In questi giorni di collettiva straordinarietà e- meraviglia!- di straordinaria collettività, mi rendo conto di fare i miei più alti esercizi di libertà. Okay, non sono altissimi, ma per i miei standard sono dei gran balzi.
Come tutti, alterno vari stati dell’umore: la paura, il sollievo, la gratitudine, la tristezza. E quando mi piglia la mezz’ora della megalomania, mi sento vicina, non agli occhi, ma almeno all’altezza dei piedi, di giganti della storia. Anne Frank, Etty Hillesum, che ci hanno aperto la strada ad esercizi straordinari di libertà dentro ad una prigionia che aveva tratti di gran lunga più crudeli di quella che sto vivendo io. Non avrei mai pensato di vivere qualcosa di lontanamente paragonabile alla Resistenza e, invece, come tutti, mi trovo a fare esercizi di resistenza, sentendomi, anche qui, accoccolata ai piedi di cinture nere di libertà e resistenza.
Come loro coltivo pensieri belli, la fortuna di avere accanto le persone a cui più voglio bene, sia in corpo che attraverso conversazioni giornaliere o giù di lì. Cerco di essere utile nel mio piccolo, che, in questo momento, mi rendo conto essere veramente piccolo, ma, con questo, non meno prezioso. Cerco, come loro, di migliorare in qualche cosa. Nella pazienza quotidiana, nell’organizzazione della quotidianità, nel concepire pensieri nuovi. Leggo meno di quanto faccio di solito e lo stesso mi succede con la scrittura. Apprendo di me che per entrambe le attività ho bisogno di una leggerezza che in questo momento mi manca. Scopro qualcosa di nuovo di me, anche questo mi pare un traguardo. Provo a essere gentile, cerco di lavorare nell’ottica di fare qualcosa di utile a qualcuno che non sia io. Ballo con i vicini, ogni giorno alle diciotto in punto e scopro in loro una squadra a cui mi fa piacere appartenere. Dieci minuti al giorno, nella speranza di non disturbare o offendere nessuno. Guardo con ammirazione a chi lavora fuori, esposto al contagio per ragioni professionali. Prego con maggiore intensità perché la scienza trovi nuove soluzioni, quelle che ci salveranno. Quelle che, quando tutto sarà finito, ci porteranno in strada a festeggiare più forte che per la coppa del mondo. Ogni tanto penso con tenerezza alla me che si preoccupava dei pidocchi sulla testa delle bambine.

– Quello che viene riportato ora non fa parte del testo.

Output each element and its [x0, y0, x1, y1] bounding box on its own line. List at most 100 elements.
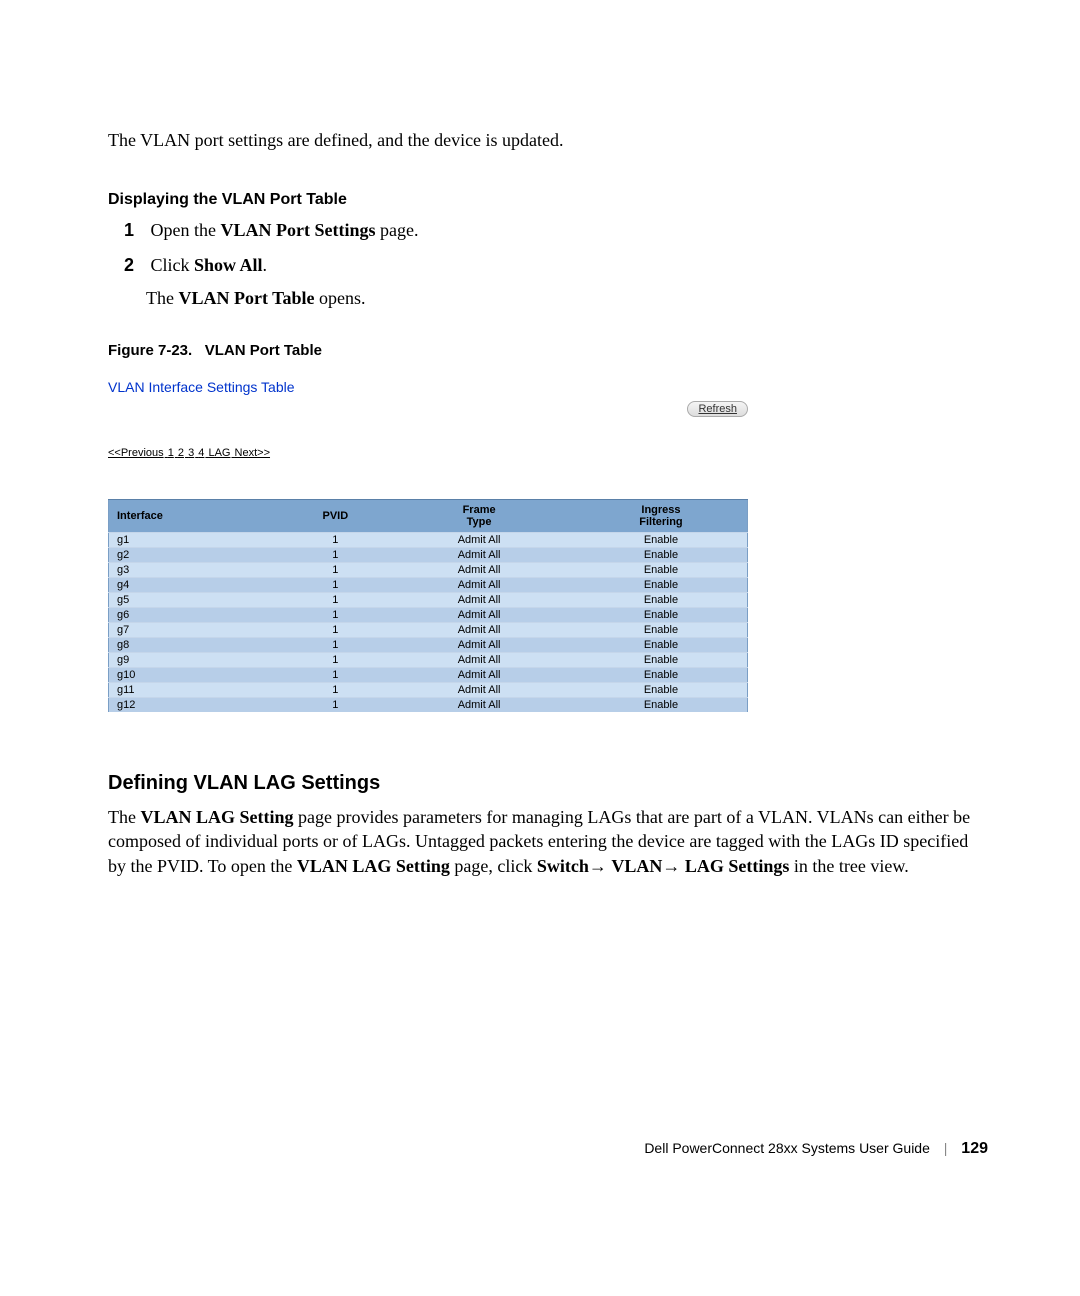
step-text-post: .	[263, 255, 268, 275]
col-interface-header: Interface	[109, 500, 288, 533]
pager-next-link[interactable]: Next>>	[235, 447, 270, 459]
screenshot-title: VLAN Interface Settings Table	[108, 379, 748, 395]
cell-pvid: 1	[287, 578, 383, 593]
step-text-pre: Open the	[151, 220, 221, 240]
cell-pvid: 1	[287, 548, 383, 563]
step-number: 1	[108, 217, 134, 244]
figure-caption: Figure 7-23. VLAN Port Table	[108, 342, 980, 359]
table-row: g21Admit AllEnable	[109, 548, 748, 563]
cell-interface: g11	[109, 683, 288, 698]
col-ingress-header: IngressFiltering	[575, 500, 748, 533]
cell-pvid: 1	[287, 563, 383, 578]
step-result-bold: VLAN Port Table	[178, 288, 314, 308]
cell-ingress-filtering: Enable	[575, 653, 748, 668]
cell-interface: g12	[109, 698, 288, 713]
section-heading-display-vlan-port-table: Displaying the VLAN Port Table	[108, 191, 980, 209]
step-result-pre: The	[146, 288, 178, 308]
cell-interface: g4	[109, 578, 288, 593]
cell-frame-type: Admit All	[383, 548, 575, 563]
footer-separator: |	[944, 1140, 948, 1156]
cell-ingress-filtering: Enable	[575, 578, 748, 593]
cell-interface: g2	[109, 548, 288, 563]
step-text-bold: VLAN Port Settings	[220, 220, 375, 240]
cell-frame-type: Admit All	[383, 608, 575, 623]
cell-pvid: 1	[287, 638, 383, 653]
table-row: g111Admit AllEnable	[109, 683, 748, 698]
cell-frame-type: Admit All	[383, 653, 575, 668]
cell-pvid: 1	[287, 653, 383, 668]
step-item: 1 Open the VLAN Port Settings page.	[108, 217, 980, 244]
table-row: g51Admit AllEnable	[109, 593, 748, 608]
cell-frame-type: Admit All	[383, 533, 575, 548]
cell-frame-type: Admit All	[383, 623, 575, 638]
pager-page-3-link[interactable]: 3	[188, 447, 194, 459]
section-heading-defining-vlan-lag: Defining VLAN LAG Settings	[108, 772, 980, 795]
cell-ingress-filtering: Enable	[575, 668, 748, 683]
step-text-post: page.	[375, 220, 418, 240]
cell-pvid: 1	[287, 593, 383, 608]
cell-ingress-filtering: Enable	[575, 698, 748, 713]
cell-pvid: 1	[287, 623, 383, 638]
steps-list: 1 Open the VLAN Port Settings page. 2 Cl…	[108, 217, 980, 312]
refresh-button[interactable]: Refresh	[687, 401, 748, 417]
cell-ingress-filtering: Enable	[575, 608, 748, 623]
pager-prev-link[interactable]: <<Previous	[108, 447, 164, 459]
cell-pvid: 1	[287, 608, 383, 623]
cell-ingress-filtering: Enable	[575, 548, 748, 563]
table-row: g91Admit AllEnable	[109, 653, 748, 668]
figure-caption-title: VLAN Port Table	[205, 342, 322, 359]
cell-interface: g5	[109, 593, 288, 608]
cell-frame-type: Admit All	[383, 578, 575, 593]
pager-page-2-link[interactable]: 2	[178, 447, 184, 459]
col-frame-header: FrameType	[383, 500, 575, 533]
cell-ingress-filtering: Enable	[575, 563, 748, 578]
cell-interface: g6	[109, 608, 288, 623]
cell-interface: g9	[109, 653, 288, 668]
table-row: g41Admit AllEnable	[109, 578, 748, 593]
page-footer: Dell PowerConnect 28xx Systems User Guid…	[108, 1140, 988, 1158]
cell-frame-type: Admit All	[383, 698, 575, 713]
pager-lag-link[interactable]: LAG	[208, 447, 230, 459]
footer-title: Dell PowerConnect 28xx Systems User Guid…	[644, 1140, 930, 1156]
cell-pvid: 1	[287, 683, 383, 698]
table-row: g11Admit AllEnable	[109, 533, 748, 548]
step-item: 2 Click Show All. The VLAN Port Table op…	[108, 252, 980, 312]
step-number: 2	[108, 252, 134, 279]
table-row: g121Admit AllEnable	[109, 698, 748, 713]
cell-pvid: 1	[287, 533, 383, 548]
cell-frame-type: Admit All	[383, 668, 575, 683]
cell-ingress-filtering: Enable	[575, 533, 748, 548]
vlan-port-table: Interface PVID FrameType IngressFilterin…	[108, 499, 748, 712]
footer-page-number: 129	[961, 1140, 988, 1157]
cell-pvid: 1	[287, 698, 383, 713]
cell-frame-type: Admit All	[383, 638, 575, 653]
cell-frame-type: Admit All	[383, 563, 575, 578]
step-result-post: opens.	[315, 288, 366, 308]
cell-interface: g8	[109, 638, 288, 653]
table-row: g81Admit AllEnable	[109, 638, 748, 653]
table-row: g71Admit AllEnable	[109, 623, 748, 638]
cell-frame-type: Admit All	[383, 683, 575, 698]
table-row: g61Admit AllEnable	[109, 608, 748, 623]
pager-page-1-link[interactable]: 1	[168, 447, 174, 459]
intro-text: The VLAN port settings are defined, and …	[108, 130, 980, 151]
vlan-port-table-screenshot: VLAN Interface Settings Table Refresh <<…	[108, 379, 748, 712]
col-pvid-header: PVID	[287, 500, 383, 533]
table-row: g101Admit AllEnable	[109, 668, 748, 683]
cell-ingress-filtering: Enable	[575, 593, 748, 608]
cell-ingress-filtering: Enable	[575, 683, 748, 698]
pager: <<Previous 1 2 3 4 LAG Next>>	[108, 447, 748, 459]
step-text-pre: Click	[151, 255, 195, 275]
body-paragraph: The VLAN LAG Setting page provides param…	[108, 805, 980, 878]
cell-interface: g10	[109, 668, 288, 683]
cell-interface: g7	[109, 623, 288, 638]
pager-page-4-link[interactable]: 4	[198, 447, 204, 459]
cell-ingress-filtering: Enable	[575, 638, 748, 653]
cell-interface: g3	[109, 563, 288, 578]
step-text-bold: Show All	[194, 255, 263, 275]
cell-ingress-filtering: Enable	[575, 623, 748, 638]
cell-frame-type: Admit All	[383, 593, 575, 608]
cell-pvid: 1	[287, 668, 383, 683]
cell-interface: g1	[109, 533, 288, 548]
figure-caption-prefix: Figure 7-23.	[108, 342, 192, 359]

Mi sento straordinariamente libera, libera come non mai di scegliere di fare qualcosa di buono. E quel qualcosa per me è non mettere a repentaglio la salute mia e degli altri. Contribuire da dentro a casa mia a nuotare in acque scure per approdare insieme a un tempo nuovo, dove il tesoro che abbiamo custodito e fatto crescere al riparo dal mondo esterno in queste lunghe settimane, potrà essere condiviso con tutti.
Quando la mia mezz’ora di megalomania finisce, torno ai miei sentimenti più normali. Mi accompagna Etty e con lei la certezza che non sono i fatti a contare nella vita, conta ciò che grazie ai fatti si diventa.